A diminutive specimen of nephrite adzes is one 2 in. long, and weighing a scant ounce (see Fig. 41, Plate XIX). It is ⅞ in. wide at the cutting-edge, and ¾ in. at the butt end, near the poll. It is ⅜ in. thick, and carries a thick blade, with an angle of about 40°. It is very symmetrical and well finished, save the jagged rough poll.
Another one is made of dark-green nephrite, is 2 in. long, ⅝ in. to ¾ in. wide, and 3/16 in. thick. It weighs ½ oz., and carries a blade of the same form as that of a steel adze.
The following description fits a good many small nephrite adzes (see Fig. 42, Plate XIX): It is a short, wide form. Length, 2¼ in. Width across cutting-edge, 1 11/16 in.; near poll, 1 in. Weight, 2 oz. Thickness, 7/16 in. at shoulder, 5/16 in. at butt end. Well ground and smooth on all surfaces except the poll. Sides straight, but of different angles. Cutting-edge straight, but somewhat oblique. Blade, thick; angles, 50°.page 256
A still more awkward one to lash on a handle is 1¾ in. long, and 1 11/16 in. wide at the cutting-edge, and 1⅜ in. at the poll, the thickness being 3/16 in. or a fraction over.
One marvels how some of the small adze-shaped tools can have been hafted and used. One such is ¾ in. long and ⅝ in. wide, and has a well-ground cutting-edge. Another is 1½ in. long and ⅝ in. wide.
Nephrite was a material prized by the Maori wherefrom to fashion adzes for hewing a smooth face on timbers that had been rough-hewn with thick-bladed adzes of common stone, because a much thinner blade could be carried on an adze made of the tough nephrite, hence the saying of the men of old, "E hara!

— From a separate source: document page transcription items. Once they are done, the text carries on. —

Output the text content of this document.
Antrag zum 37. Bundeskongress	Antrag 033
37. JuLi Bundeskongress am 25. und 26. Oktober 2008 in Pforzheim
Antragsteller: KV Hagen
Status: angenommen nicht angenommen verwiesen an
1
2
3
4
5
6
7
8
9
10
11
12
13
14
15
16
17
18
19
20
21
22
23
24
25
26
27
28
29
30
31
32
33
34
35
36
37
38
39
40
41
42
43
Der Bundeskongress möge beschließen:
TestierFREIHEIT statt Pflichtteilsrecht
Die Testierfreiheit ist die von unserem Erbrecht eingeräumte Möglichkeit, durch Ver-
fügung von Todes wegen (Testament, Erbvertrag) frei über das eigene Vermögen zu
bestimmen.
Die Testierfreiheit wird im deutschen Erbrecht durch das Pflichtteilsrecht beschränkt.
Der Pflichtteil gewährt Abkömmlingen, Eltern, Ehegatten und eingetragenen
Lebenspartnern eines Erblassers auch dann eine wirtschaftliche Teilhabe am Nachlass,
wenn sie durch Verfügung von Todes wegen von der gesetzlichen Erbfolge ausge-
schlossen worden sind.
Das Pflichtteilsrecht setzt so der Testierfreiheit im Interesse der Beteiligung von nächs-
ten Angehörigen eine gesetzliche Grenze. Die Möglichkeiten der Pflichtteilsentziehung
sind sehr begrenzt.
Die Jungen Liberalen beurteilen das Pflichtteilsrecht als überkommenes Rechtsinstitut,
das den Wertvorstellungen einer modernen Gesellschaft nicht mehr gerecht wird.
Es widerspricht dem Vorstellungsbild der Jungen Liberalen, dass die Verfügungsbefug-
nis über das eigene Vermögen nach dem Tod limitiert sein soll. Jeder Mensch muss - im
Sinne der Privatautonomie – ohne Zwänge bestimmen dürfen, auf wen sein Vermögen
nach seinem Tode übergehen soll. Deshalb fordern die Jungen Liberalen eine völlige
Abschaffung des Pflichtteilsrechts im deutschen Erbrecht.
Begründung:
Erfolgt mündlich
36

He mata toki onewa hapurupuru marire, kapataua he mata toki pounamu, e tu te tatai o te whakairo." The above saying implies that the thick-bladed adze of common stone can never equal the thin-bladed keen-edged nephrite adze for fine neat work. It was used as an expression of the fact that a common person can never equal a high-born chief in ability, &c.
Some of the many nephrite adzes in the Buller Collection carry a very low blade-angle and keen cutting-edge. Thus, one shows an angle of 30°, another about 28°, and yet another is little over 25°. Some of these tools are 6 in. to 7 in. long and but ½ in. in thickness. Carrying so thin a blade as many do, and with the keen cutting-edge, it is certain that very good work in timber-dressing might be done.
It is curious to note that very few of these prized nephrite adzes are so well formed and finished as the better type of those fashioned from common stone. Possibly this is on account of the material being so difficult to work. One of the items, a fine nephrite adze 9½ in. long, is pierced at the poll for suspension, the hole having been bored in a somewhat clumsy manner very close to the end. Another is a wide, thin form, 14 in. long, 4½ in. wide across the blade, and but ¾ in. in thickness. The cutting-edge has been entirely broken off, but all fractured surfaces are smooth, apparently the result of wind-driven sand, or of drifting in a river-bed. Weight, 4¼ lb.